A grande mudança no futuro do marketing reside na compreensão da forma como a tecnologia nos pode ajudar a olhar nos olhos dos consumidores e a descobrir a sua essência. Devemos ter algum receio ou acreditar que, depois da tecnologia, o humanismo surgirá?

Não devemos temer a tecnologia – devemos ter medo de esquecer o humano. O futuro pertence às marcas que se lembram: a tecnologia atinge o seu auge quando nos ajuda a vermos-nos com mais clareza, e não apenas com mais frequência.

As marcas que sobreviverão serão as que conseguirem criar uma ligação mais próxima com os consumidores?

Sim. Num mundo ruidoso, a conexão é a derradeira vantagem competitiva.

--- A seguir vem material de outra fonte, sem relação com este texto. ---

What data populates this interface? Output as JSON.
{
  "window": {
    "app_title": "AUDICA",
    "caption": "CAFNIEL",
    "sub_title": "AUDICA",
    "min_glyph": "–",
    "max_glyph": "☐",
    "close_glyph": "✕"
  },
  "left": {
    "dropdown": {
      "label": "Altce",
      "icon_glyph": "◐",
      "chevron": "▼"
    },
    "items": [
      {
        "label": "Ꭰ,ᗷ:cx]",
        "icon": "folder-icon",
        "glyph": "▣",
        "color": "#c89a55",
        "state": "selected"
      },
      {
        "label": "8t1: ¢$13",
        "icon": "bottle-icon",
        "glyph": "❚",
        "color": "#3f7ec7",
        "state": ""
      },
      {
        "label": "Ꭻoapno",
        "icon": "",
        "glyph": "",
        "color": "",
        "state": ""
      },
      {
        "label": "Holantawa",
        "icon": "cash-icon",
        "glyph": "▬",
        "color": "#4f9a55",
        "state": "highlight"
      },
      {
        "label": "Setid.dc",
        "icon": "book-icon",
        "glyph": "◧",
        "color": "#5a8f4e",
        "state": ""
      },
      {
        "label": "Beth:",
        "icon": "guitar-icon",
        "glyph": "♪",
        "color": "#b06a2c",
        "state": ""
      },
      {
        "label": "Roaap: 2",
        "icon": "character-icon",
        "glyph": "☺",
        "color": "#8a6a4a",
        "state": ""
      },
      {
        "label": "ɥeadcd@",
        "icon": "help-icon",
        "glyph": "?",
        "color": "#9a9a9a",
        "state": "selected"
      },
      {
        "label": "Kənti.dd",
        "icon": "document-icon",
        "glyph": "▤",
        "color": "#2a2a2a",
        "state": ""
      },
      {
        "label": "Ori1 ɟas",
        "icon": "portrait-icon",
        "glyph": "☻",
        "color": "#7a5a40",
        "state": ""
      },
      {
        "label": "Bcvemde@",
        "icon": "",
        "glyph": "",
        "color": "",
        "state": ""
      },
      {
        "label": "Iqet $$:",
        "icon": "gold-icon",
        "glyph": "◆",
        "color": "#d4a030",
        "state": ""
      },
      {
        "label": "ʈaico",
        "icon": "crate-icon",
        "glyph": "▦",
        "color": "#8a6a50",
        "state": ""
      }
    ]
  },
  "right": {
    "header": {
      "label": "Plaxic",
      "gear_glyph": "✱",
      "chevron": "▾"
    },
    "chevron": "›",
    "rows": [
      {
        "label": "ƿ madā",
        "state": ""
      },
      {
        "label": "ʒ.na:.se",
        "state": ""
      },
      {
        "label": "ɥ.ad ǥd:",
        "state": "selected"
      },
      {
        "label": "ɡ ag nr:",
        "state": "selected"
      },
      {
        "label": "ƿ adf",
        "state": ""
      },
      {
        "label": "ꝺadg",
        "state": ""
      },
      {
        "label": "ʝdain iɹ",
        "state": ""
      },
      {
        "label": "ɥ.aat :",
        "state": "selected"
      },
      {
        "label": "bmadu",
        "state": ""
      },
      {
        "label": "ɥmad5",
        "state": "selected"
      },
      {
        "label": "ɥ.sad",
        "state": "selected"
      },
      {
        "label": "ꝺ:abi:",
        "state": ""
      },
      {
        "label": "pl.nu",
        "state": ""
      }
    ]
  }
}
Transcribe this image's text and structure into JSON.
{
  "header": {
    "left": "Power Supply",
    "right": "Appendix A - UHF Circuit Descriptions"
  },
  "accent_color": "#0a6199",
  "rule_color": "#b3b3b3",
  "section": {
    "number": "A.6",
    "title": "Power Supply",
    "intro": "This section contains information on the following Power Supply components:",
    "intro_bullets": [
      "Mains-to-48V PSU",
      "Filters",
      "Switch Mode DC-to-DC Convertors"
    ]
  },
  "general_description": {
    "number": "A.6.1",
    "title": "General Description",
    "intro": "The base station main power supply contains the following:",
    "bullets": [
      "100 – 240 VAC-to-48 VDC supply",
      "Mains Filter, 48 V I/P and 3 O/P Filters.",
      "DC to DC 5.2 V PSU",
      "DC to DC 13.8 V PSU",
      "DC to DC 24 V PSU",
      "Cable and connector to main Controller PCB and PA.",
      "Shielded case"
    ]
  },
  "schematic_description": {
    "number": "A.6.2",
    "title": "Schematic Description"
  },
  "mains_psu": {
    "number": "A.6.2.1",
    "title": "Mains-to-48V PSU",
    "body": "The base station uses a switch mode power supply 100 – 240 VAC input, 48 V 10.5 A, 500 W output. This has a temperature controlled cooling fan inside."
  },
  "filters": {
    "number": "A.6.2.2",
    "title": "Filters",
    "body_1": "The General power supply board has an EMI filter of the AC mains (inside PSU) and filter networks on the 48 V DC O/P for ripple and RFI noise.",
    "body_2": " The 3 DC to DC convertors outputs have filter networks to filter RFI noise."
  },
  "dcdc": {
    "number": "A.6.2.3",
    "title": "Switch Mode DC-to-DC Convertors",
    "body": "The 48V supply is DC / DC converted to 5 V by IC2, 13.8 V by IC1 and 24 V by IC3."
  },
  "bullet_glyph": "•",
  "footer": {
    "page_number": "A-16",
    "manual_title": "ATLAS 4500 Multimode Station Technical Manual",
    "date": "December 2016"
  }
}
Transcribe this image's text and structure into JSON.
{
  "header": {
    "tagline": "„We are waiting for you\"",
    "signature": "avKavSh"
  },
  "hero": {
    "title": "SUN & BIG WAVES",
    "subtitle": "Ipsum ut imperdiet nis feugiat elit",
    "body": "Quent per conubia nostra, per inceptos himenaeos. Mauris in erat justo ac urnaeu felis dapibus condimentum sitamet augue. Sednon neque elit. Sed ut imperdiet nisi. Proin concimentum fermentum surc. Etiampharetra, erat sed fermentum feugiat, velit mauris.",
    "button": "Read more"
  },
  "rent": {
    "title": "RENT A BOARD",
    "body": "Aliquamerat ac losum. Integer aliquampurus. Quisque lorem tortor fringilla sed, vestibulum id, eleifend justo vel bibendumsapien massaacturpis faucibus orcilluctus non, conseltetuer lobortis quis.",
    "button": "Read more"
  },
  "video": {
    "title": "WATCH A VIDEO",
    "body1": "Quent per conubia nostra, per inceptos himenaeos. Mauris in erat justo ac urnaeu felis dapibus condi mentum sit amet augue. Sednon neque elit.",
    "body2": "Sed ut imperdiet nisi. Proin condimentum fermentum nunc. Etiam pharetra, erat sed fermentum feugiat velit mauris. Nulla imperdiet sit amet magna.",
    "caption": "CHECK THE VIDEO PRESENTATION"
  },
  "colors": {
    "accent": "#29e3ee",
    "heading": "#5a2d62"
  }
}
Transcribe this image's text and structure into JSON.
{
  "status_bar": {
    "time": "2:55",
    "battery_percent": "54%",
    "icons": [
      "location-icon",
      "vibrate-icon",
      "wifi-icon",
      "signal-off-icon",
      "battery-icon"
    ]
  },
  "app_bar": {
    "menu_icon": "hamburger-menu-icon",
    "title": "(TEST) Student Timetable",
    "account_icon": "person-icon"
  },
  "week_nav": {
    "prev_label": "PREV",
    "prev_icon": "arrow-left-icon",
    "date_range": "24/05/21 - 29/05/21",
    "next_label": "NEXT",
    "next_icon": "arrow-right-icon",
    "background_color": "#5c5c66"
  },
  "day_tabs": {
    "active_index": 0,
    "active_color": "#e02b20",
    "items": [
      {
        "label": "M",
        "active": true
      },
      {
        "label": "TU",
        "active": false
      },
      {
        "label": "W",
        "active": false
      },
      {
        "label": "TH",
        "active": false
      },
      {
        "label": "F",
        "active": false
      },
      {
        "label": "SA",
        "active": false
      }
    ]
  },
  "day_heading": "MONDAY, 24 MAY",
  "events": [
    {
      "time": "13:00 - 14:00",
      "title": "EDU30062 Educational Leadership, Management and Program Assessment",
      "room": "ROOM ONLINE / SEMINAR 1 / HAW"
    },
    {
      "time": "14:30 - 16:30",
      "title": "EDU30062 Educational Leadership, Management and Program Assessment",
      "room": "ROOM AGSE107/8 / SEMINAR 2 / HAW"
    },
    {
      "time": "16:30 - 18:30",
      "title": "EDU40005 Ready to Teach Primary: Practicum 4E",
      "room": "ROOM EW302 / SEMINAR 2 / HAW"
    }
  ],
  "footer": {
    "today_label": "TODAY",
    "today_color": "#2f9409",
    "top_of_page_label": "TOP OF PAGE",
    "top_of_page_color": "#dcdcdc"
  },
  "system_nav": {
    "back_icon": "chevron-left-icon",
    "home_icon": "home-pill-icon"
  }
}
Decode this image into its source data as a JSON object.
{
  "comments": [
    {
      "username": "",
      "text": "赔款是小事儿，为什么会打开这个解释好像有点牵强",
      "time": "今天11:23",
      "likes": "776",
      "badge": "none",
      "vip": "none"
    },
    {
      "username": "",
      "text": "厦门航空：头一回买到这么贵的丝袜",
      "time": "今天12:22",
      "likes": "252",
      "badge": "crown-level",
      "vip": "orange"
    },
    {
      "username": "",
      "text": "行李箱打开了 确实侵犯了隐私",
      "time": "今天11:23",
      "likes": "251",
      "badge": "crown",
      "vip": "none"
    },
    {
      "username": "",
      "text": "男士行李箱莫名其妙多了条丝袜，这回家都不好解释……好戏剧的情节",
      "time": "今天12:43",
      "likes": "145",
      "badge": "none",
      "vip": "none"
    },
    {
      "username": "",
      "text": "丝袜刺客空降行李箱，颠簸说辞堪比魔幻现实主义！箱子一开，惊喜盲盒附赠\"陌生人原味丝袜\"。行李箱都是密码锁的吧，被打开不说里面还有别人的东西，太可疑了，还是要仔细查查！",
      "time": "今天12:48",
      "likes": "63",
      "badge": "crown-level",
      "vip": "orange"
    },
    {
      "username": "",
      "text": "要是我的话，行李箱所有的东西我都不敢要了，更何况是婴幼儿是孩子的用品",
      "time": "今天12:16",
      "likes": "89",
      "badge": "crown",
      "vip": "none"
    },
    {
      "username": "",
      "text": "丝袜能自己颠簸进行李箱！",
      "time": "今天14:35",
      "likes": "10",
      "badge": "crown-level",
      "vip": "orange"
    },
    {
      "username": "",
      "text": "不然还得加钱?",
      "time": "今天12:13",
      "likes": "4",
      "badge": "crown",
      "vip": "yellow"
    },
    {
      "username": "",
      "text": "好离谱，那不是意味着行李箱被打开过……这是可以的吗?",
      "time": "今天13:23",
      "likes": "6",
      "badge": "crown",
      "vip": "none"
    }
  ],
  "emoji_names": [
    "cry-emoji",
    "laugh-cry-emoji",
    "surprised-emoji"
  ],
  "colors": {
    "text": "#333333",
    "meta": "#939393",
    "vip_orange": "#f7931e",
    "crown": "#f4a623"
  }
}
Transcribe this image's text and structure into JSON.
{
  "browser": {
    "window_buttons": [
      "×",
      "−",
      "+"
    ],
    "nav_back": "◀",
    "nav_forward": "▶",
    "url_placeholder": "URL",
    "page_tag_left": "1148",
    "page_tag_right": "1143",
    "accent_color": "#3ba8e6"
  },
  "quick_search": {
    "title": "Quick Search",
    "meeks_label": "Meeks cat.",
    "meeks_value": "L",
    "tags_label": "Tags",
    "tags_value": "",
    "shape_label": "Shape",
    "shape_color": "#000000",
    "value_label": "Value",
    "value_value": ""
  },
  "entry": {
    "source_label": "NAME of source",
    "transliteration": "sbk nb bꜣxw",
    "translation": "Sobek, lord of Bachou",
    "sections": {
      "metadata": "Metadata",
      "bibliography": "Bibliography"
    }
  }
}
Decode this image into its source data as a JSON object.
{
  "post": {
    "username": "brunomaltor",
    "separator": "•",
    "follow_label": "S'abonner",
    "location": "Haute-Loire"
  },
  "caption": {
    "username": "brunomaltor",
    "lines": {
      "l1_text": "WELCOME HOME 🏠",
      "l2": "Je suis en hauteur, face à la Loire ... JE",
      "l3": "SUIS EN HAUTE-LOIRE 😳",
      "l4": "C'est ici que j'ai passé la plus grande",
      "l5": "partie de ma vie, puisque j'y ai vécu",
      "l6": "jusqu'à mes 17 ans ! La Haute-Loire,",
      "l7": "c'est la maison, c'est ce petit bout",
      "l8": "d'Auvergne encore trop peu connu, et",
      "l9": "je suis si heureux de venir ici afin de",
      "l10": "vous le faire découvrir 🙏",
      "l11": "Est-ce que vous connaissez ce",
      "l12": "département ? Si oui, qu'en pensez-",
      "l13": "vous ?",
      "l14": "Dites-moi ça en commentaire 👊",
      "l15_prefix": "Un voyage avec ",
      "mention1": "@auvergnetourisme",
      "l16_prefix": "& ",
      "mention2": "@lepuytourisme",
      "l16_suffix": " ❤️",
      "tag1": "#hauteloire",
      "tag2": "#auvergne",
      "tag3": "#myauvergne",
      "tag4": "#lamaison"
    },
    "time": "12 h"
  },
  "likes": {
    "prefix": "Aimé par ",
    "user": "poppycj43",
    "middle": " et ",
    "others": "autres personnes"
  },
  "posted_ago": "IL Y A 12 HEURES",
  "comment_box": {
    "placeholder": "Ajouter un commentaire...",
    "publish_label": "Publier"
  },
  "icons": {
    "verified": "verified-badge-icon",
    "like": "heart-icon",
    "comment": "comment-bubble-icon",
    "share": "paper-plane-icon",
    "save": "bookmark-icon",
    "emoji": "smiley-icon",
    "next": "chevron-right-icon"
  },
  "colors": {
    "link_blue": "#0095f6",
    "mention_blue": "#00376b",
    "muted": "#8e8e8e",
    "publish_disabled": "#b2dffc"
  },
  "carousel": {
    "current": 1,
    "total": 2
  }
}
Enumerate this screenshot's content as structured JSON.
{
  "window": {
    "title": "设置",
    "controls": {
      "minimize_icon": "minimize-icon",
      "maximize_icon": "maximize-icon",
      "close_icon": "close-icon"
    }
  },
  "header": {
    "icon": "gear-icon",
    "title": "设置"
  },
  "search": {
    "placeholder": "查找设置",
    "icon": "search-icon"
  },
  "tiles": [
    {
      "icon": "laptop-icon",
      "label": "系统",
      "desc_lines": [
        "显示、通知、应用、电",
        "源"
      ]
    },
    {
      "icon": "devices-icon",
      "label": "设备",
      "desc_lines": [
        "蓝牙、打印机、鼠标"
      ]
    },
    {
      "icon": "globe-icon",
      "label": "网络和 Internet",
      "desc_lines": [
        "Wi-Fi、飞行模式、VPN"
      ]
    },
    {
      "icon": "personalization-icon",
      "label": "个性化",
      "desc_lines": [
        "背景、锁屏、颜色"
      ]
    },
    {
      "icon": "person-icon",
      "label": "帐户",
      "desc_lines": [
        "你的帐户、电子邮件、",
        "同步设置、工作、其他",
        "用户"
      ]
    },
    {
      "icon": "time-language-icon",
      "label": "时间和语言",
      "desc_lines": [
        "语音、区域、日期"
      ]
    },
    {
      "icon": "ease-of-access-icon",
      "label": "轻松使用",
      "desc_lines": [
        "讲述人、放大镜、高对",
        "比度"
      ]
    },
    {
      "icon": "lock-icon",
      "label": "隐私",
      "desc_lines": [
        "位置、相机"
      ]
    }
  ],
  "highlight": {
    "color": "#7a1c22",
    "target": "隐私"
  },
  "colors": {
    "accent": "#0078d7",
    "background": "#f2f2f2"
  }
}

As marcas emocionalmente inteligentes – aquelas que conquistam confiança e não, apenas, atenção – serão as que se manterão. Há muita exaustão digital… a chave será as marcas separarem o sinal do ruído.

Estas mudanças ajudarão de alguma forma a uma limpeza do mercado, separando as boas das más marcas?

Com certeza. À medida que a tecnologia se torna uma commodity, a autenticidade torna-se o factor diferenciador. Quanto mais transparente e alinhada com os valores for uma marca, mais crescerá – porque os consumidores escolhem agora com o coração, e não apenas com o bolso.